Dorian se releva suite à cette interrogation et époussetta son derrière d'un geste rapide. Jules se révolta après avoir reçu dans les yeux, la majorité des brins d'herbe, auparavant collés au postérieur du métisse. Ce dernier s'excusa rapidement, promettant à son ami de lui payer une barbapapa pour se faire pardonner. Puis il se redressa, jeta son t-shirt qui atterrit sur la tête de Diane, juste à côté d'Ulysse — la rousse grimaça et j'aurais parié que Dorian s'était mis à rougir —, avant de se mettre à courir en direction du lac.
— Y a qu'une seule façon de le savoir ! hurla-t-il en se jetant dans les flots paisibles.

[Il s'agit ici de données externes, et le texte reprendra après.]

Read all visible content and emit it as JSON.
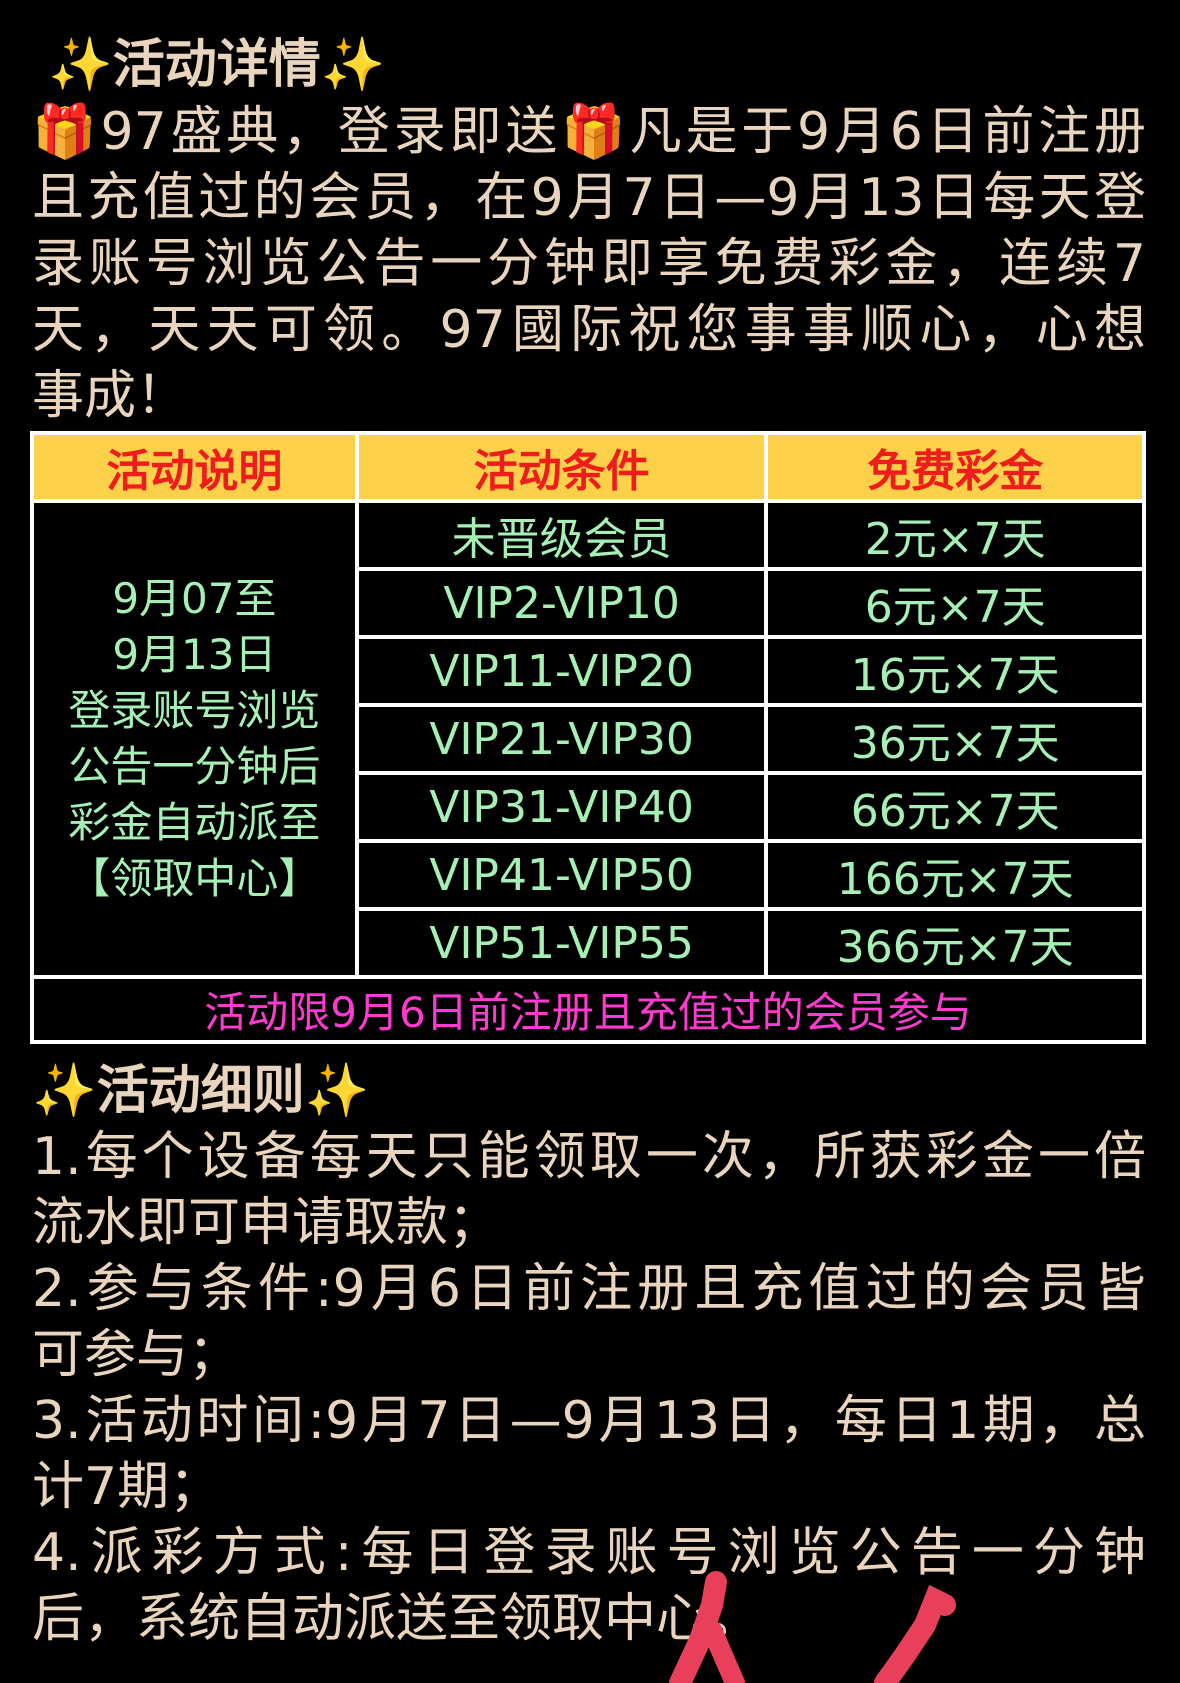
{
  "section1": {
    "title": "活动详情",
    "sparkle_icon": "✨",
    "gift_icon": "🎁",
    "lines": [
      {
        "pre_icon": true,
        "a": "97盛典，登录即送",
        "b": "凡是于9月6日前注册"
      },
      "且充值过的会员，在9月7日—9月13日每天登",
      "录账号浏览公告一分钟即享免费彩金，连续7",
      "天，天天可领。97國际祝您事事顺心，心想",
      "事成！"
    ]
  },
  "table": {
    "headers": [
      "活动说明",
      "活动条件",
      "免费彩金"
    ],
    "description_lines": [
      "9月07至",
      "9月13日",
      "登录账号浏览",
      "公告一分钟后",
      "彩金自动派至",
      "【领取中心】"
    ],
    "rows": [
      {
        "condition": "未晋级会员",
        "bonus": "2元×7天"
      },
      {
        "condition": "VIP2-VIP10",
        "bonus": "6元×7天"
      },
      {
        "condition": "VIP11-VIP20",
        "bonus": "16元×7天"
      },
      {
        "condition": "VIP21-VIP30",
        "bonus": "36元×7天"
      },
      {
        "condition": "VIP31-VIP40",
        "bonus": "66元×7天"
      },
      {
        "condition": "VIP41-VIP50",
        "bonus": "166元×7天"
      },
      {
        "condition": "VIP51-VIP55",
        "bonus": "366元×7天"
      }
    ],
    "footer": "活动限9月6日前注册且充值过的会员参与"
  },
  "section2": {
    "title": "活动细则",
    "lines": [
      "1.每个设备每天只能领取一次，所获彩金一倍",
      "流水即可申请取款；",
      "2.参与条件:9月6日前注册且充值过的会员皆",
      "可参与；",
      "3.活动时间:9月7日—9月13日，每日1期，总",
      "计7期；",
      "4.派彩方式:每日登录账号浏览公告一分钟",
      "后，系统自动派送至领取中心。"
    ]
  },
  "colors": {
    "text": "#e9d5bd",
    "header_bg": "#fdd04a",
    "header_text": "#ef1c1c",
    "cell_text": "#a6f0b6",
    "footer_text": "#ff3ad0",
    "marks": "#e8405a"
  }
}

L'instant d'après, un grand bruit d'eau que l'on percute se fit entendre et le corps de Dorian disparut. Nola se redressa, les sourcils froncés, tout en murmurant des propos inaudibles mais qui, si vous voulez mon avis, n'étaient pas destinés à venter les mérites du métisse, mais plutôt à se lamenter sur sa stupidité légendaire.
— RIP Dorian, on t'aimait bien, déclara Noé en plaçant sa main sur son cœur.
Ulysse lui donna un coup de coude dans les côte et le blondinet se plia en deux, tout en n'oubliant pas de fusiller son meilleur ami au passage. Diane se retenait de glousser devant leur petit manège, Aurore affalée contre elle. La jeune skateuse semblait avoir totalement succombé aux effets de l'alcool, bien que ses parents se trouvaient juste à côté, de l'autre côté du comptoir du snack-bar. Julie — la meilleure amie de Noé — était déjà rentrée car elle travaillait le lendemain, et Laure et Juliette étaient parties chercher de quoi manger. De ce fait, il ne restait plus que Noé, Ulysse, Diane, Aurore, Basile et Benjamin avec nous.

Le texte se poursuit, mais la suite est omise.